Image de la semaine | 23/11/2020
Les canyons dans la molasse miocène du Bas Dauphiné
23/11/2020
Résumé
Érosion dans la molasse grésifiée : canyon, figures sédimentaires et formes dues à une grésification irrégulière.
L'érosion récente a creusé des “mini-canyons” dans les grès molassiques de Haute-Savoie, de Savoie, de l'Isère, de la Drome… Grès dont nous avons observé les chenaux, les flute casts et les galets mous les trois dernières semaines. Certains de ces mini-canyons sont réputés et peuvent se visiter comme le Canyon du Castran près de Frangy (Haute-Savoie). D'autres sont méconnus de tous (sauf des habitants des villages voisins) mais peuvent se découvrir au hasard de promenades ou de prospection dans les chemins creux et des bords de ruisseau du Bas Dauphiné (Isère et Drôme). La vigueur de l'érosion et la “jeunesse” de ces mini-canyons peut étonner. Il ne faut pas oublier que la molasse miocène locale est largement recouverte de formations glaciaires (moraines). La surface topographique est donc géologiquement très jeune (130 000 ans pour les moraines du Riss, 20 000 ans pour celles du Würm). Les petits cours d'eau n'ont pas encore atteint leur profil d'équilibre et leur érosion est encore vigoureuse.

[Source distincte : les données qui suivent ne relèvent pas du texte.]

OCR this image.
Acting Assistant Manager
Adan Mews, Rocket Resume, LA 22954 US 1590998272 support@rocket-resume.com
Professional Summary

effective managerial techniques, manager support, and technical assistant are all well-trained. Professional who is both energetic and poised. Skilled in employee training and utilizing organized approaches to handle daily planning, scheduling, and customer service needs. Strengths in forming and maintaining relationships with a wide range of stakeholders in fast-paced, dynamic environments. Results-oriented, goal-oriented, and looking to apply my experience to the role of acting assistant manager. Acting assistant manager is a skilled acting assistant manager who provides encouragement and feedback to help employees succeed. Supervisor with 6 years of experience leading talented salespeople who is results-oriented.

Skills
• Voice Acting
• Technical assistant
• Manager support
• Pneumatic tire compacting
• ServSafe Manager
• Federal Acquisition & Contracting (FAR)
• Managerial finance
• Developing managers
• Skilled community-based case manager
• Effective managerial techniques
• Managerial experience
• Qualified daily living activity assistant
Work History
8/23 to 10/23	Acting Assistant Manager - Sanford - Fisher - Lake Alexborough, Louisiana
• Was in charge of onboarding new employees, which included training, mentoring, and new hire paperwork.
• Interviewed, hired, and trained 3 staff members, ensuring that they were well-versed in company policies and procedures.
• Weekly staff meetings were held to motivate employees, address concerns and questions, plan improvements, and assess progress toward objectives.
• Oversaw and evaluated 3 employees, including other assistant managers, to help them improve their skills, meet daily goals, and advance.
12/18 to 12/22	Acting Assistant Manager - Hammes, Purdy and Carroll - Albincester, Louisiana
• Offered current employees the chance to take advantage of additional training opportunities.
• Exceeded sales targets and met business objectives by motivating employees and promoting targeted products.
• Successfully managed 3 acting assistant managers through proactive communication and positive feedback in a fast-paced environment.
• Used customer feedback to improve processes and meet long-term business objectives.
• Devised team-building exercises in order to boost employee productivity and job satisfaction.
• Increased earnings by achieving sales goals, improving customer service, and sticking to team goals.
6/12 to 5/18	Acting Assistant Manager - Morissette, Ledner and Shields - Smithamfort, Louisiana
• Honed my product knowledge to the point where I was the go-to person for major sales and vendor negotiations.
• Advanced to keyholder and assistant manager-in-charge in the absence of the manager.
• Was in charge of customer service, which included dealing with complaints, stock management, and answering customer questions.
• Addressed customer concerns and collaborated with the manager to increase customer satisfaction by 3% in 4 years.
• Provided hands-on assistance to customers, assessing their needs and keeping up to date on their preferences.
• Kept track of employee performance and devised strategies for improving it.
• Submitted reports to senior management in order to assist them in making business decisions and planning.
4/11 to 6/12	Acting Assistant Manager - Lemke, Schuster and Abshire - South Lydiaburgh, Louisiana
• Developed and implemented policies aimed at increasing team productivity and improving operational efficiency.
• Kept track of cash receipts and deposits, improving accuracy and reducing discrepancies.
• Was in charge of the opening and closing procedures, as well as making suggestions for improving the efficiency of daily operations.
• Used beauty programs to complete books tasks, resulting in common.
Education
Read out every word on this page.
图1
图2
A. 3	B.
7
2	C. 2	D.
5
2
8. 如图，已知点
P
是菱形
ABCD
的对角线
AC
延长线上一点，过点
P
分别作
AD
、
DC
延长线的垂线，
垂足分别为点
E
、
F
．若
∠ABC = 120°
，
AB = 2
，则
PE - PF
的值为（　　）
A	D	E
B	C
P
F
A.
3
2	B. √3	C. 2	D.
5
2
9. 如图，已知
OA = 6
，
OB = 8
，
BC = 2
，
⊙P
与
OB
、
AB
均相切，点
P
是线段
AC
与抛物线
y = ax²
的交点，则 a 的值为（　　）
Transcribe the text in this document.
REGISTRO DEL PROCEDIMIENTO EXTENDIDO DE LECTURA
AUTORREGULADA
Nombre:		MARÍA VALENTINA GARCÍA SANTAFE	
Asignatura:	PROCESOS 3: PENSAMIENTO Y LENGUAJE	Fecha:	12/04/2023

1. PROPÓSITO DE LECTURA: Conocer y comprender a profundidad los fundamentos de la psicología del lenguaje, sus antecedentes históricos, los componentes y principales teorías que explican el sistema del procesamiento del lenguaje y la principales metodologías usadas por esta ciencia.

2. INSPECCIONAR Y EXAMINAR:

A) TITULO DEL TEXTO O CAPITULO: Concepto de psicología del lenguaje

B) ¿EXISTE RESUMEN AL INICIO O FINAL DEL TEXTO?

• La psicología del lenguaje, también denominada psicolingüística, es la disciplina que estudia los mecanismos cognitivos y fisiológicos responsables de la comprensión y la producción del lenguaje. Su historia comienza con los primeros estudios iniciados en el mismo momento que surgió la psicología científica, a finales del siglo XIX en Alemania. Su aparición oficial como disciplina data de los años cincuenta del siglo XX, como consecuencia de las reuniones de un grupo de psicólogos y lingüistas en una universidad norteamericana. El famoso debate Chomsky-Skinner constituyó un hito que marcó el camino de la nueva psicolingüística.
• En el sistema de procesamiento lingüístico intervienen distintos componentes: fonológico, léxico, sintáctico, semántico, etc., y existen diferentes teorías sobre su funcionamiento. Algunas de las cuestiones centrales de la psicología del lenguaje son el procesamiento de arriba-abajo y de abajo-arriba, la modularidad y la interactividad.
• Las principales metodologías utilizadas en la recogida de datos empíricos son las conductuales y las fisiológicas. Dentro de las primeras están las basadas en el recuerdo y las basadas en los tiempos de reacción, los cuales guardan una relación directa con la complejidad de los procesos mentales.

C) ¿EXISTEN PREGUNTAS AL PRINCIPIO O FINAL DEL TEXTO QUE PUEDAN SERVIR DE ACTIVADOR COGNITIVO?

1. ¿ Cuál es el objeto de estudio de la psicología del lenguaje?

Nous allons vous faire visiter un de ces canyons méconnus, plus pour l'étrangeté des paysages incongrus dans ce pays de collines basses que pour étudier la molasse que nous avons découverte ces trois dernières semaines. Ce canyon est parcouru par un ruisseau à faible débit, débit suffisant pour rendre la progression malaisée (hors période de sécheresse) mais insuffisant pour faire du canyoning. Pendant la sécheresse de l'été 2020, le ruisseau était réduit à quelques flaques d'eau et le canyon était parcourable sur la majorité de son tracé. Parce que la partie étroite de ce canyon n'est pas parcourue par un sentier, parce qu'il est très fragile et ne supporterait pas une fréquentation importante, parce que ses parois sont parfois instables et sujettes à des éboulements potentiels, nous ne le localiserons pas avec précisions. Aux lecteurs de Lyon, Grenoble ou Valence de le découvrir lors de leurs escapades et explorations géologiques dominicales. Il y a encore de belles découvertes géologiques à faire en France !
Les grès molassiques miocènes péri-alpins ont souvent une remarquable tenue face aux glissements de terrain et éboulements, ce qui permet aux ruisseaux de creuser des canyons aux parois verticales et à celles-ci de persister des siècles et des siècles. Cette propriété mécanique des falaises de la molasse a été utilisée par les hommes pour creuser des abris, peut-être initialement des carrières de grès, mais vite reconverties en champignonnières, entrepôts et hangars, voire habitations troglodytiques (cf. Craie tuffeau et cavités troglodytiques du Val de Loire). La plupart de ces cavités sont maintenant abandonnées, mais on peut faire de belles “découvertes” en se promenant dans le triangle Lyon-Voiron-Valence.
Outre ces paysages inattendus dans le Bas Dauphiné, ce canyon permet de revoir ce que nous avons vus les trois dernières semaines le long de la rue Paul Descartes à Saint-Fons (Rhône), à savoir stratifications obliques, flute casts, grésifications irrégulières… Nous verrons la semaine prochaine quelques aspects de cette grésification que la notice de la carte géologique de Givors décrit comme « capricieusement consolidé en molasse gréseuse ».